Filet of Sole Cardinale

Filet of Sole Cardinale


5 Tablespoons butter

5 Tablespoons flour

1 1/4 Cups milk

3 Cups cream

2 1/2 Teaspoons mashed anchovy fillets

2 1/2 Teaspoons dried tarragon leaves

1 1/4 Teaspoon salt

1/2 Teaspoon pepper

2 Tablespoons catsup

10 oz. King Crab legs cut into pieces

6 (8 oz.) Sole fillets

Melt butter in medium saucepan.  Stir in flour and cook over medium heat until well mixed.  Do not let roux brown.  Add milk and cream stirring constantly with whisk until smooth and sauce comes to boil.  Remove from heat and add anchovy fillets mashed, tarragon, salt, pepper and catsup.  Sauce may be prepared ahead of time to this point and refrigerated.

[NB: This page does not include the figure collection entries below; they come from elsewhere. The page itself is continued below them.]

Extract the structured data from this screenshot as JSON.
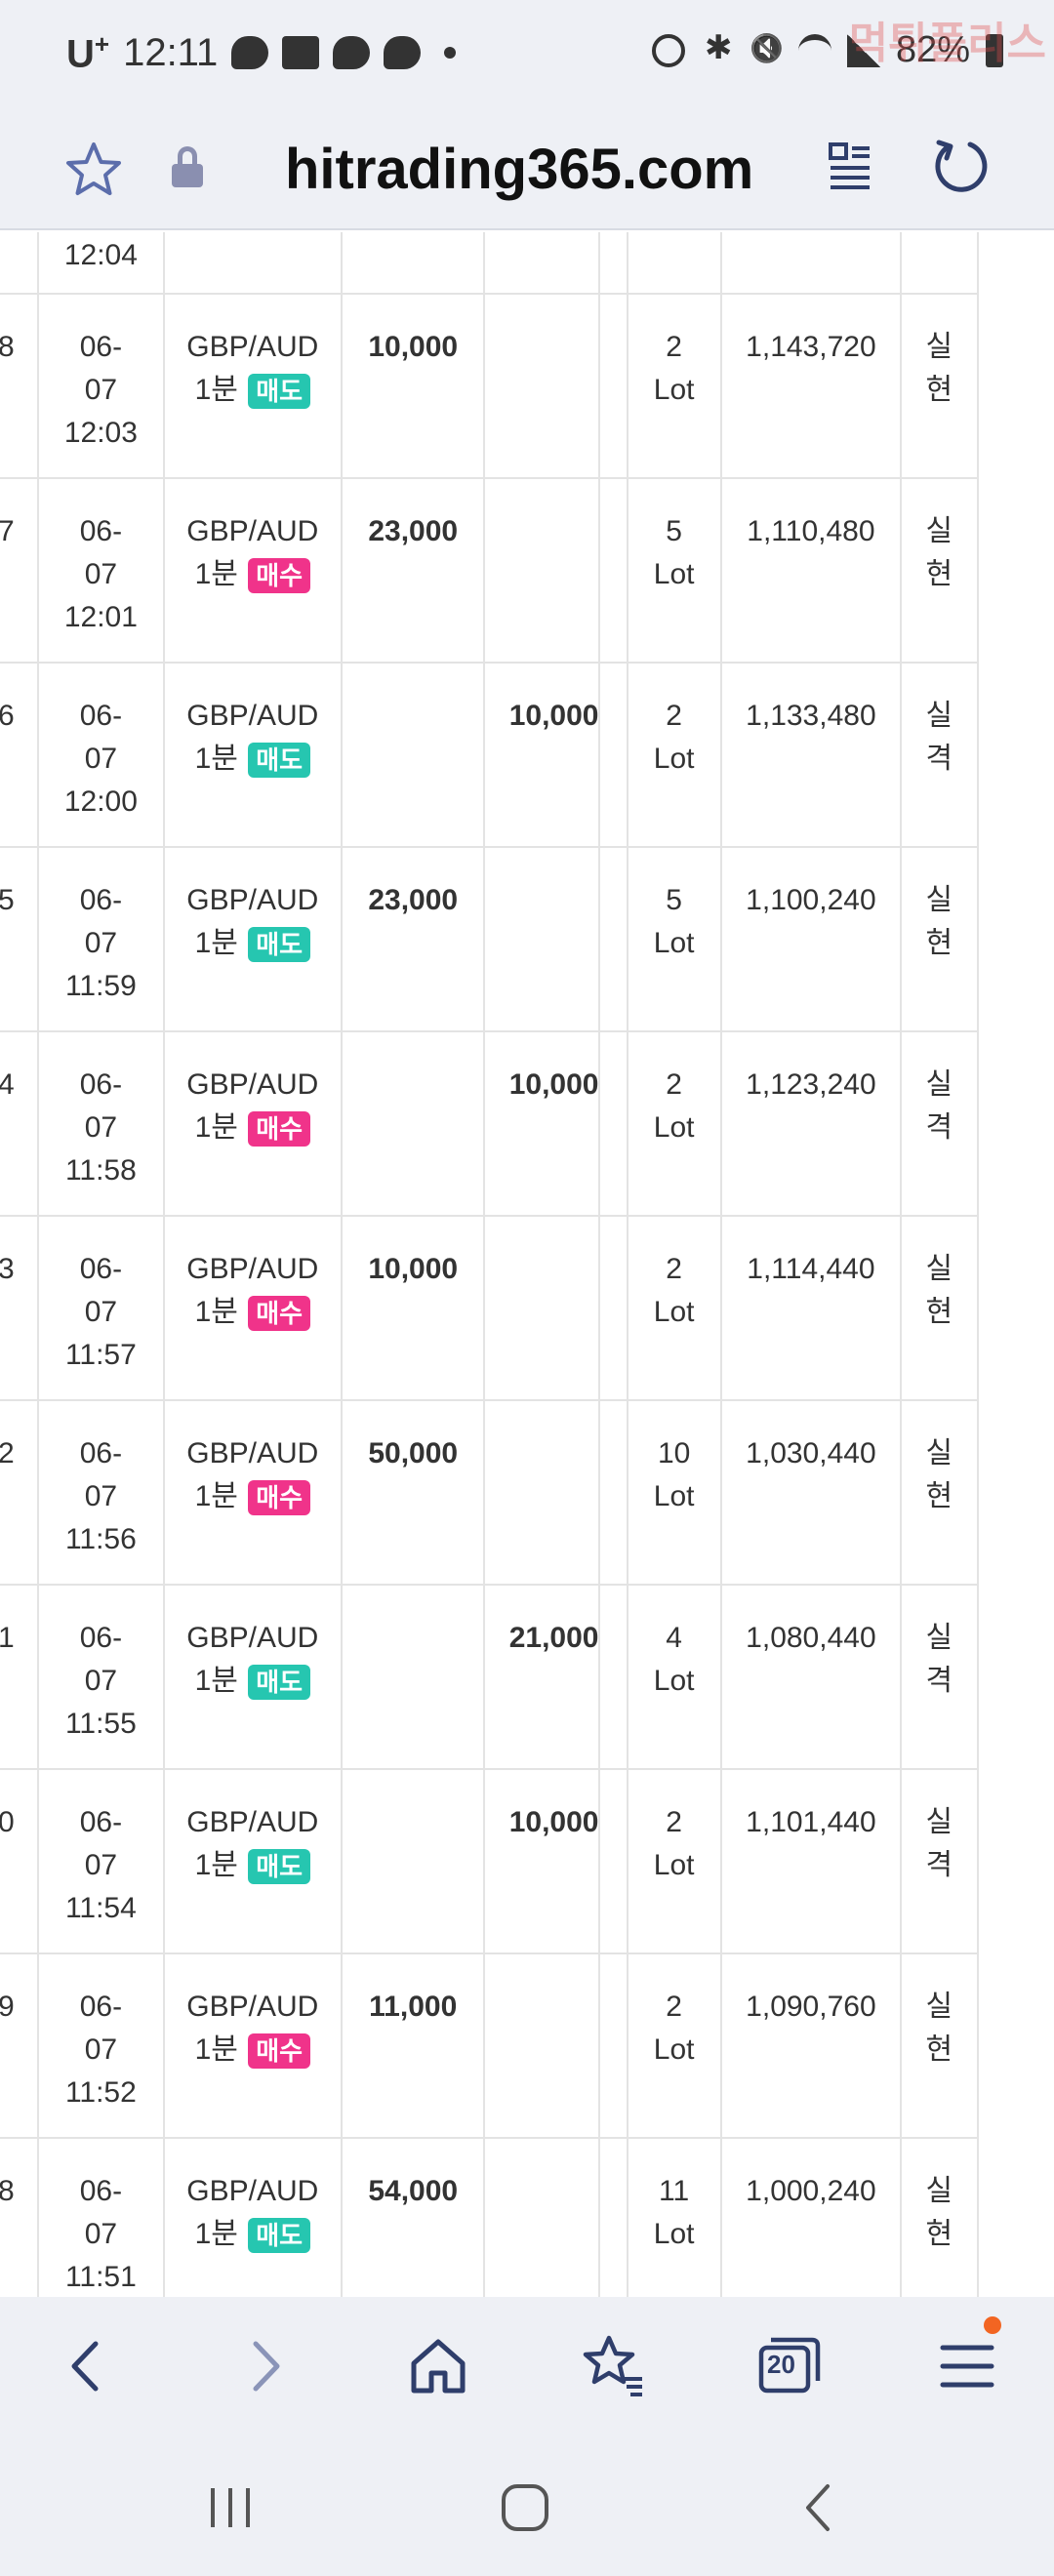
{
  "status_bar": {
    "carrier": "U",
    "carrier_sup": "+",
    "time": "12:11",
    "battery": "82%",
    "watermark": "먹튀폴리스"
  },
  "browser": {
    "url": "hitrading365.com"
  },
  "partial_top_row": {
    "time_tail": "12:04"
  },
  "trades": [
    {
      "no_tail": "8",
      "date": "06-",
      "day": "07",
      "time": "12:03",
      "symbol": "GBP/AUD",
      "period": "1분",
      "side": "매도",
      "side_type": "sell",
      "profit": "10,000",
      "loss": "",
      "qty": "2",
      "unit": "Lot",
      "balance": "1,143,720",
      "result1": "실",
      "result2": "현",
      "result_type": "win"
    },
    {
      "no_tail": "7",
      "date": "06-",
      "day": "07",
      "time": "12:01",
      "symbol": "GBP/AUD",
      "period": "1분",
      "side": "매수",
      "side_type": "buy",
      "profit": "23,000",
      "loss": "",
      "qty": "5",
      "unit": "Lot",
      "balance": "1,110,480",
      "result1": "실",
      "result2": "현",
      "result_type": "win"
    },
    {
      "no_tail": "6",
      "date": "06-",
      "day": "07",
      "time": "12:00",
      "symbol": "GBP/AUD",
      "period": "1분",
      "side": "매도",
      "side_type": "sell",
      "profit": "",
      "loss": "10,000",
      "qty": "2",
      "unit": "Lot",
      "balance": "1,133,480",
      "result1": "실",
      "result2": "격",
      "result_type": "loss"
    },
    {
      "no_tail": "5",
      "date": "06-",
      "day": "07",
      "time": "11:59",
      "symbol": "GBP/AUD",
      "period": "1분",
      "side": "매도",
      "side_type": "sell",
      "profit": "23,000",
      "loss": "",
      "qty": "5",
      "unit": "Lot",
      "balance": "1,100,240",
      "result1": "실",
      "result2": "현",
      "result_type": "win"
    },
    {
      "no_tail": "4",
      "date": "06-",
      "day": "07",
      "time": "11:58",
      "symbol": "GBP/AUD",
      "period": "1분",
      "side": "매수",
      "side_type": "buy",
      "profit": "",
      "loss": "10,000",
      "qty": "2",
      "unit": "Lot",
      "balance": "1,123,240",
      "result1": "실",
      "result2": "격",
      "result_type": "loss"
    },
    {
      "no_tail": "3",
      "date": "06-",
      "day": "07",
      "time": "11:57",
      "symbol": "GBP/AUD",
      "period": "1분",
      "side": "매수",
      "side_type": "buy",
      "profit": "10,000",
      "loss": "",
      "qty": "2",
      "unit": "Lot",
      "balance": "1,114,440",
      "result1": "실",
      "result2": "현",
      "result_type": "win"
    },
    {
      "no_tail": "2",
      "date": "06-",
      "day": "07",
      "time": "11:56",
      "symbol": "GBP/AUD",
      "period": "1분",
      "side": "매수",
      "side_type": "buy",
      "profit": "50,000",
      "loss": "",
      "qty": "10",
      "unit": "Lot",
      "balance": "1,030,440",
      "result1": "실",
      "result2": "현",
      "result_type": "win"
    },
    {
      "no_tail": "1",
      "date": "06-",
      "day": "07",
      "time": "11:55",
      "symbol": "GBP/AUD",
      "period": "1분",
      "side": "매도",
      "side_type": "sell",
      "profit": "",
      "loss": "21,000",
      "qty": "4",
      "unit": "Lot",
      "balance": "1,080,440",
      "result1": "실",
      "result2": "격",
      "result_type": "loss"
    },
    {
      "no_tail": "0",
      "date": "06-",
      "day": "07",
      "time": "11:54",
      "symbol": "GBP/AUD",
      "period": "1분",
      "side": "매도",
      "side_type": "sell",
      "profit": "",
      "loss": "10,000",
      "qty": "2",
      "unit": "Lot",
      "balance": "1,101,440",
      "result1": "실",
      "result2": "격",
      "result_type": "loss"
    },
    {
      "no_tail": "9",
      "date": "06-",
      "day": "07",
      "time": "11:52",
      "symbol": "GBP/AUD",
      "period": "1분",
      "side": "매수",
      "side_type": "buy",
      "profit": "11,000",
      "loss": "",
      "qty": "2",
      "unit": "Lot",
      "balance": "1,090,760",
      "result1": "실",
      "result2": "현",
      "result_type": "win"
    },
    {
      "no_tail": "8",
      "date": "06-",
      "day": "07",
      "time": "11:51",
      "symbol": "GBP/AUD",
      "period": "1분",
      "side": "매도",
      "side_type": "sell",
      "profit": "54,000",
      "loss": "",
      "qty": "11",
      "unit": "Lot",
      "balance": "1,000,240",
      "result1": "실",
      "result2": "현",
      "result_type": "win"
    }
  ],
  "bottom_nav": {
    "tab_count": "20",
    "icons": [
      "back-icon",
      "forward-icon",
      "home-icon",
      "bookmarks-icon",
      "tabs-icon",
      "menu-icon"
    ]
  },
  "colors": {
    "profit": "#4db8a8",
    "loss": "#c0282d",
    "sell_badge": "#26c6b0",
    "buy_badge": "#f0338a",
    "bar_bg": "#eef0f5",
    "nav_icon": "#2f3e6b"
  }
}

In shallow pan for poaching sole add 1 inch water, 1/2 in white wine or Vermouth, 2 tablespoons chopped green onions, salt and pepper.  Bring liquid to boil.  Lower heat to simmer.  Add fillets, do not crowd.  Cover tightly and simmer 3 to 4 minutes.  Remove with slatted spoon.  Keep warm.  Heat sauce and add crabmeat slices.  Heat thoroughly.  Divide sauce among fish fillets and top with freshly chopped parsley.